On budgète le prix du terrain, rarement le coût de l'acte. Une facture notariale réelle d'avril 2026, décomposée ici ligne par ligne, montre qu'en Côte d'Ivoire les frais d'acquisition peuvent représenter jusqu'à 20 % du prix d'un actif foncier sur les transactions modestes : 1 462 275 FCFA de frais pour un terrain de 7 500 000 FCFA (500 m² à 15 000 FCFA/m² à Songon Audoin), soit 19,5 %. Chaque ligne de cette facture correspond à un texte officiel, et nous les citons tous. Contrairement à ce que suggère l'expression « frais de notaire », plus de la moitié de la somme part dans les caisses publiques.

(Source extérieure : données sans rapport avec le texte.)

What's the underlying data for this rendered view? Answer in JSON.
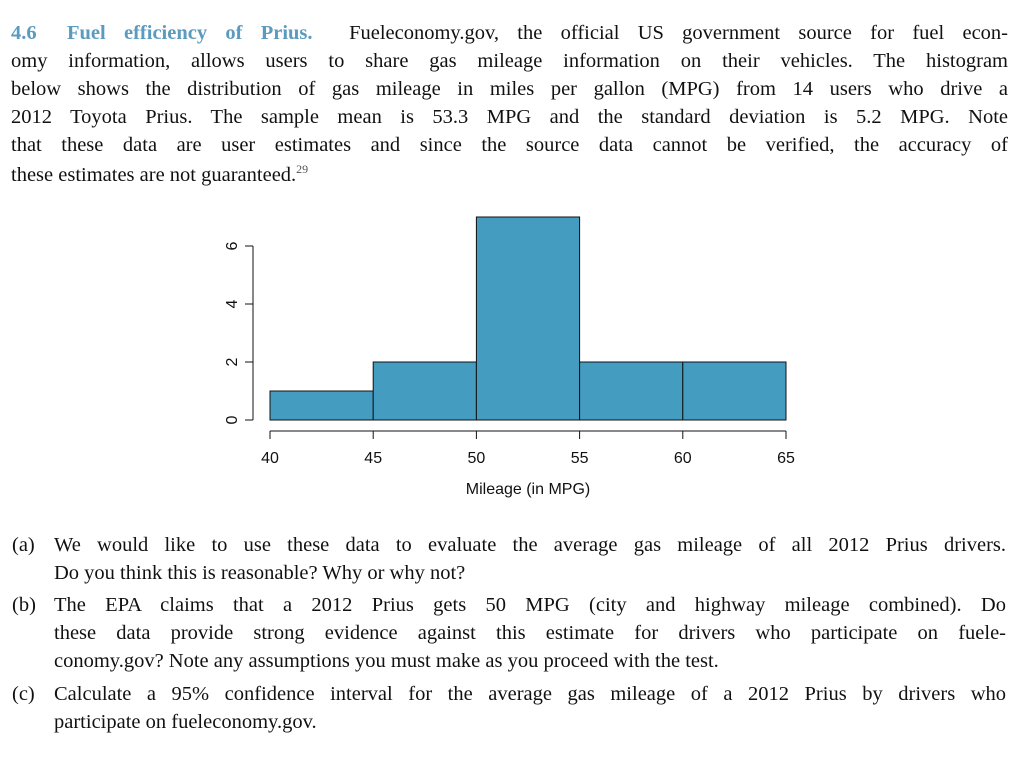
{
  "exercise": {
    "number": "4.6",
    "title": "Fuel efficiency of Prius.",
    "footnote": "29",
    "lines": [
      "Fueleconomy.gov, the official US government source for fuel econ-",
      "omy information, allows users to share gas mileage information on their vehicles. The histogram",
      "below shows the distribution of gas mileage in miles per gallon (MPG) from 14 users who drive a",
      "2012 Toyota Prius. The sample mean is 53.3 MPG and the standard deviation is 5.2 MPG. Note",
      "that these data are user estimates and since the source data cannot be verified, the accuracy of",
      "these estimates are not guaranteed."
    ]
  },
  "chart_data": {
    "type": "bar",
    "subtype": "histogram",
    "bins": [
      [
        40,
        45
      ],
      [
        45,
        50
      ],
      [
        50,
        55
      ],
      [
        55,
        60
      ],
      [
        60,
        65
      ]
    ],
    "values": [
      1,
      2,
      7,
      2,
      2
    ],
    "xlabel": "Mileage (in MPG)",
    "ylabel": "",
    "xticks": [
      40,
      45,
      50,
      55,
      60,
      65
    ],
    "yticks": [
      0,
      2,
      4,
      6
    ],
    "xlim": [
      40,
      65
    ],
    "ylim": [
      0,
      7
    ],
    "bar_color": "#449dc1",
    "grid": false
  },
  "questions": [
    {
      "label": "(a)",
      "lines": [
        "We would like to use these data to evaluate the average gas mileage of all 2012 Prius drivers.",
        "Do you think this is reasonable? Why or why not?"
      ]
    },
    {
      "label": "(b)",
      "lines": [
        "The EPA claims that a 2012 Prius gets 50 MPG (city and highway mileage combined). Do",
        "these data provide strong evidence against this estimate for drivers who participate on fuele-",
        "conomy.gov? Note any assumptions you must make as you proceed with the test."
      ]
    },
    {
      "label": "(c)",
      "lines": [
        "Calculate a 95% confidence interval for the average gas mileage of a 2012 Prius by drivers who",
        "participate on fueleconomy.gov."
      ]
    }
  ]
}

Ce niveau de prélèvement, appliqué à des zones ni viabilisées ni habitables en l'état, freine la formalisation là où elle est la plus utile : il ne se justifie durablement que si les investissements publics attendus (voirie, eau, électricité, assainissement) arrivent réellement dans la zone ; sinon, la charge du développement pèse deux fois sur les investisseurs privés. En attendant, la réponse de Capital Foncier tient en deux principes : une provision linéaire de 20 % intégrée aux budgets de ses projets, et la restitution intégrale de l'excédent à l'investisseur quand la facture finale est inférieure.
Avril 2026, une étude notariale d'Abidjan établit la facture d'une vente de terrain urbain. Les chiffres, parties anonymisées :
| Élément | Montant |
|---|---|
| Prix de vente (500 m² × 15 000 FCFA/m²) | 7 500 000 FCFA (≈ 11 400 €) |
| I. Droits dus à l'État | 781 025 FCFA |
| II. Débours | 170 000 FCFA |
| III. Émoluments et honoraires du notaire | 511 250 FCFA |
| Provision totale demandée | 1 462 275 FCFA (≈ 2 230 €) |
| Coût total de l'acquisition | 8 962 275 FCFA (≈ 13 700 €) |
| Frais / prix de vente | 19,5 % |
Le prix au mètre carré n'a rien d'exotique : 15 000 FCFA/m², c'est la valeur de référence publiée par la Direction générale des impôts (DGI) pour le quartier Audoin de Songon dans l'édition 2023 de son barème des valeurs marchandes des terrains urbains (fascicule de la direction régionale de Dabou, dont relève la commune de Songon). Ces barèmes sont des valeurs minimales indicatives, révisées par période de trois ans ; une édition 2024-2026 a été publiée en septembre 2024. Cette vente s'est donc faite au niveau du plancher fiscal de référence de la zone. Et les frais ont tout de même approché un cinquième du prix.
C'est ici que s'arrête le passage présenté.